Apparently there weren’t many tenors available in Vienna for the role of Don Ottavio in Don Giovanni. The sole existing tenor aria in the opera, Il mio tesoro, was highly challenging and required long breaths for sustained phrases. The tenor Francesco Morella probably was not up to this task so Mozart wrote for him Dalla sua pace, a slow and stunningly beautiful number that remains a staple in the tenor repertoire.
In early 1788 an overnight sensation by the name of Adriana Gabrieli arrived in Vienna. “She has, in addition to an unbelievably high register, a striking low register…in living memory no such voice has sounded within Vienna’s walls.” – from the Rapport von Wien. In May she became a last minute substitute for the role of Zerlina in Don Giovanni, joining Aloysia Lange (Anna) and Caterina Cavalieri (Elvira) — what a cast! As the hottest ticket in town she could ask for anything, so when The Marriage of Figaro was revived a year later Mozart provided her with two new replacement arias for the role of Susanna. It is hard to imagine that the devine aria Deh vieni, originally written for Nancy Storace, needed an alternative.
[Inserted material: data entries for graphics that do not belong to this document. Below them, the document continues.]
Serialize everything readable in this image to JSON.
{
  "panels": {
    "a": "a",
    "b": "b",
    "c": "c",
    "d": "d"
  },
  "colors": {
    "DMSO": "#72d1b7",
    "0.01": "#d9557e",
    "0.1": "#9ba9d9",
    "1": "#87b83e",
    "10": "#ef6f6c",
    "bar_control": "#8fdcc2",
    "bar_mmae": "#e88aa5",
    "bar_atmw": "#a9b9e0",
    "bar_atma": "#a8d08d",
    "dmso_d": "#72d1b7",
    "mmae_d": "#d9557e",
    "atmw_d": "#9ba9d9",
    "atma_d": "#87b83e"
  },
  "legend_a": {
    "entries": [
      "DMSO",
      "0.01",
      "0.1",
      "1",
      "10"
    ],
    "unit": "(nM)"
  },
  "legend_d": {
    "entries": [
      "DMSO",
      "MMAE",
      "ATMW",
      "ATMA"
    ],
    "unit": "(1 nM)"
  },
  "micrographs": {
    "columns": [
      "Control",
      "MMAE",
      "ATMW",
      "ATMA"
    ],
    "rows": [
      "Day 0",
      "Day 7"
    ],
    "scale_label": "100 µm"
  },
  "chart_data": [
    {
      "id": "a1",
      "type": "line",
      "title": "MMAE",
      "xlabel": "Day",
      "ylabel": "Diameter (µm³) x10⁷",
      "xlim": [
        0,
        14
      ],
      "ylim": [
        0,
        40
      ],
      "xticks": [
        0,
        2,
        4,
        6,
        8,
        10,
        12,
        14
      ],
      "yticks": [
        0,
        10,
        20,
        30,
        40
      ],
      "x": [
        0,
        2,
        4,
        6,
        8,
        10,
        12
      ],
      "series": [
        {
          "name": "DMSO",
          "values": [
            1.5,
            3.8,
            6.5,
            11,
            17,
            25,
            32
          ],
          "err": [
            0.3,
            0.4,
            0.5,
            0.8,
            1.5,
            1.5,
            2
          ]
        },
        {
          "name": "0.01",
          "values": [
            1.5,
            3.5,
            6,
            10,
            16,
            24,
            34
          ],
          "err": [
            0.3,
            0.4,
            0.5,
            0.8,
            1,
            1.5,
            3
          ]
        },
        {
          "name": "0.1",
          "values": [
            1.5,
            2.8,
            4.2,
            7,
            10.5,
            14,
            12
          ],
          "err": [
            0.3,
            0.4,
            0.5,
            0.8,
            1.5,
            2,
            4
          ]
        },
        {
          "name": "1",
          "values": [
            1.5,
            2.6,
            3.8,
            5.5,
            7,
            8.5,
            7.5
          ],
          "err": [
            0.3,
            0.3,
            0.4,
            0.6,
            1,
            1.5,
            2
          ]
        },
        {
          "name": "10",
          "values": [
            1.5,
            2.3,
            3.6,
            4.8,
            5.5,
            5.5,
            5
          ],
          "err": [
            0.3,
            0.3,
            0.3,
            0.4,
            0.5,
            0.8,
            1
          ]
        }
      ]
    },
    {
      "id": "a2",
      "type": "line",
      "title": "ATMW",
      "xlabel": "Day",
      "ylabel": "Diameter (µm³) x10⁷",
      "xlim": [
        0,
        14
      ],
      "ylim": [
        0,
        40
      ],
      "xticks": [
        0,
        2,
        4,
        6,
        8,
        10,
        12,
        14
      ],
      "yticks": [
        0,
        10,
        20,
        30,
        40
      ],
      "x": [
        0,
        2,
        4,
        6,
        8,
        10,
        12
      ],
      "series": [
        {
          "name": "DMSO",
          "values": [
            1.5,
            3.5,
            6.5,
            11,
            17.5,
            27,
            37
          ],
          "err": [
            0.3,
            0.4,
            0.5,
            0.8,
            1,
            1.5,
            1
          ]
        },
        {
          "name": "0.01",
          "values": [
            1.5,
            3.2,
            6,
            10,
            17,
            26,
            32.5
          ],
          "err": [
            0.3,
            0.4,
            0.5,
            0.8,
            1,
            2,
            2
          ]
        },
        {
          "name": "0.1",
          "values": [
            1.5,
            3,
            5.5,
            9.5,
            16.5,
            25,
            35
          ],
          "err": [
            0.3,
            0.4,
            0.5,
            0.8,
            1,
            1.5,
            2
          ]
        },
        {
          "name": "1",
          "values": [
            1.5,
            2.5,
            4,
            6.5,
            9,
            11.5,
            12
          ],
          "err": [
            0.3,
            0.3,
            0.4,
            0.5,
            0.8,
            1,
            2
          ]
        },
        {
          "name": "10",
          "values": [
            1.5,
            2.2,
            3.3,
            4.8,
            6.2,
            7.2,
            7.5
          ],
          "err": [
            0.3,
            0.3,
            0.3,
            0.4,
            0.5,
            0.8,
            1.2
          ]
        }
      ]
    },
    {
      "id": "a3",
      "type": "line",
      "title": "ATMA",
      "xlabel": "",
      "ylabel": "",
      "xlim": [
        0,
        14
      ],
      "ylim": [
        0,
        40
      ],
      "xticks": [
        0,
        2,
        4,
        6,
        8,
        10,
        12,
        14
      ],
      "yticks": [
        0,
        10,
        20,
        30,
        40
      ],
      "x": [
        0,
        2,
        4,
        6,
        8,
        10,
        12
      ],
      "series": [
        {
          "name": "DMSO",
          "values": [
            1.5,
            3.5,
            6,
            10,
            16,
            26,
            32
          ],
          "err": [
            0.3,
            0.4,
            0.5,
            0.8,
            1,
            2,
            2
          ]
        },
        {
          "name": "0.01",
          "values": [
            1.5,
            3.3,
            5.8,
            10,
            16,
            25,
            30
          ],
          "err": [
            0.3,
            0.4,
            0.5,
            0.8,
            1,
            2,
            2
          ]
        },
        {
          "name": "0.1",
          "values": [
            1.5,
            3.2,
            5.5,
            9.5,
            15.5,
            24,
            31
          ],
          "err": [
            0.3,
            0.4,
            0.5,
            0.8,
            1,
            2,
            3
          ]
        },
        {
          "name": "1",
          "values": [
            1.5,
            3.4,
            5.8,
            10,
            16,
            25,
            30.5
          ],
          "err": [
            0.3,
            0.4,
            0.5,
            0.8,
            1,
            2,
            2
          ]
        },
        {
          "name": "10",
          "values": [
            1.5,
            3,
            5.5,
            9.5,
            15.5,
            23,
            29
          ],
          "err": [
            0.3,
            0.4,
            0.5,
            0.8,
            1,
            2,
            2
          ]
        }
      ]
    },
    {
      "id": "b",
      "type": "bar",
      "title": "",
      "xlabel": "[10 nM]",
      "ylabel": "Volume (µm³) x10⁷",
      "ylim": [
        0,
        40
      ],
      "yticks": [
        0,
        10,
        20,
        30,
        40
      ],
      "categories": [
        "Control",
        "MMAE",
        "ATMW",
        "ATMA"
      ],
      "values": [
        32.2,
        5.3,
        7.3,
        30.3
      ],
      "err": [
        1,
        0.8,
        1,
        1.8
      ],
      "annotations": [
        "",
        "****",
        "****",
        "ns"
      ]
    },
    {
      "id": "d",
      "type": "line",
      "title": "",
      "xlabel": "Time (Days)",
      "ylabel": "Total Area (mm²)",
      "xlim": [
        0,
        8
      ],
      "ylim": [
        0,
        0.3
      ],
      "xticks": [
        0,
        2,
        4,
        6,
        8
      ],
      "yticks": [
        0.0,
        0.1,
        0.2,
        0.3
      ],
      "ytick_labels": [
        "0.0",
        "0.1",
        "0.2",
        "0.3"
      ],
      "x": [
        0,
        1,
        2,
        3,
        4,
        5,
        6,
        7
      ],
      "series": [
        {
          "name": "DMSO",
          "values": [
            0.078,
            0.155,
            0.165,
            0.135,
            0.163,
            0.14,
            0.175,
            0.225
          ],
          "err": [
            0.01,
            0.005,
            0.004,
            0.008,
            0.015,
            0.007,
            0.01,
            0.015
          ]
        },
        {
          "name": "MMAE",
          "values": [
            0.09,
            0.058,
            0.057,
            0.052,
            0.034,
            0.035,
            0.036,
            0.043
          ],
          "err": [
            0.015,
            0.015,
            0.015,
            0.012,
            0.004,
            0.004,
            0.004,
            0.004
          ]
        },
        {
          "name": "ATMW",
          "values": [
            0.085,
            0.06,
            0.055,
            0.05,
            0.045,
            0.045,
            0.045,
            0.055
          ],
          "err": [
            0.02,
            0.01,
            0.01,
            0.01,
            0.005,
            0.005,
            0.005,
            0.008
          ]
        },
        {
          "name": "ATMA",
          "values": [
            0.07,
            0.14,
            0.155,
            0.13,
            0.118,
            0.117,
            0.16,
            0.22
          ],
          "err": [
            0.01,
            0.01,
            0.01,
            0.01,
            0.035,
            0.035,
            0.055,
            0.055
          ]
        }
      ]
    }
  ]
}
Let us sidetrack then and listen to what was being replaced!
As usual, Mozart calls on all of Gabrieli’s attributes for the replacement version. Of special interest is the composer’s generous writing for the French horn, bassoon, and basset horns – providing a sparkling backdrop to the voice. Within a very short time he would be writing similar material for Gabrieli in his next opera Cosi fan tutte.
Al desio, di chi t’adora (Recitative is original. Insert aria starts at 1:20)
The other replacement piece in The Marriage of Figaro for Gabrieli, or “La Ferrarese” (as she was also known, being from Ferrara), was a short little arietta with a libretto that does not fall in line with the plot of the opera. Mozart also reduced it for piano and voice.
Un mota di gioia
Now listen to the original. This is the part in Act ll where Susanna dresses up Cherubino (a young boy, but female cast) in disguise as a woman to fool the Count. The boy is also sweet on the Countess (Madama), the third character in this scene. The instrumentation is a marvelous counterpart to Susanna’s playful directives, with the busy strings being playful themselves against the woodwinds’ own exchanges. One more indication that the original Figaro was fine just the way it was!
Emperor Joseph ll was so impressed with the Viennese remounting of The Marriage of Figaro in 1789 that he immediately commissioned Mozart to write a new opera. It would be Cosi fan tutte, a tale of love, intrigue, jealousy, and disguise all spinning around one big wager. For the role of Gugliemo Mozart chose the premier basso buffa (bass in comic role) in all of Europe, Francesco Benucci. He, along with Nancy Storace, was a member of the Italian troupe who arrived in Vienna in 1783. The man took on many roles in the Viennese opera circuit, but none as defining as the title role in Figaro and then Leporello in Don Giovanni. In 1793 a critic wrote that Benucci “combines unaffected, excellent acting with an exceptionally round, beautiful, and full bass voice. He is as much a complete singer as choice actor…he never exaggerates.”
For Cosi fan tutte Mozart wrote two arias for Benucci, one for each act. However the first one turned out to be too extensive for the plot at hand. Mozart pulled it right before the premiere and replaced it with a much shorter aria. Though occasionally staged, Rivolgete a lui lo sguardo (Turn to him your gaze) remains one of the all time favorites in the basso buffa concert aria repertoire. It is fast–Allegro, and faster–Molto allegro; good tempos for Gugliemo to list all of his and fellow “Albanian” Ferrando’s wonderful attributes for the ladies.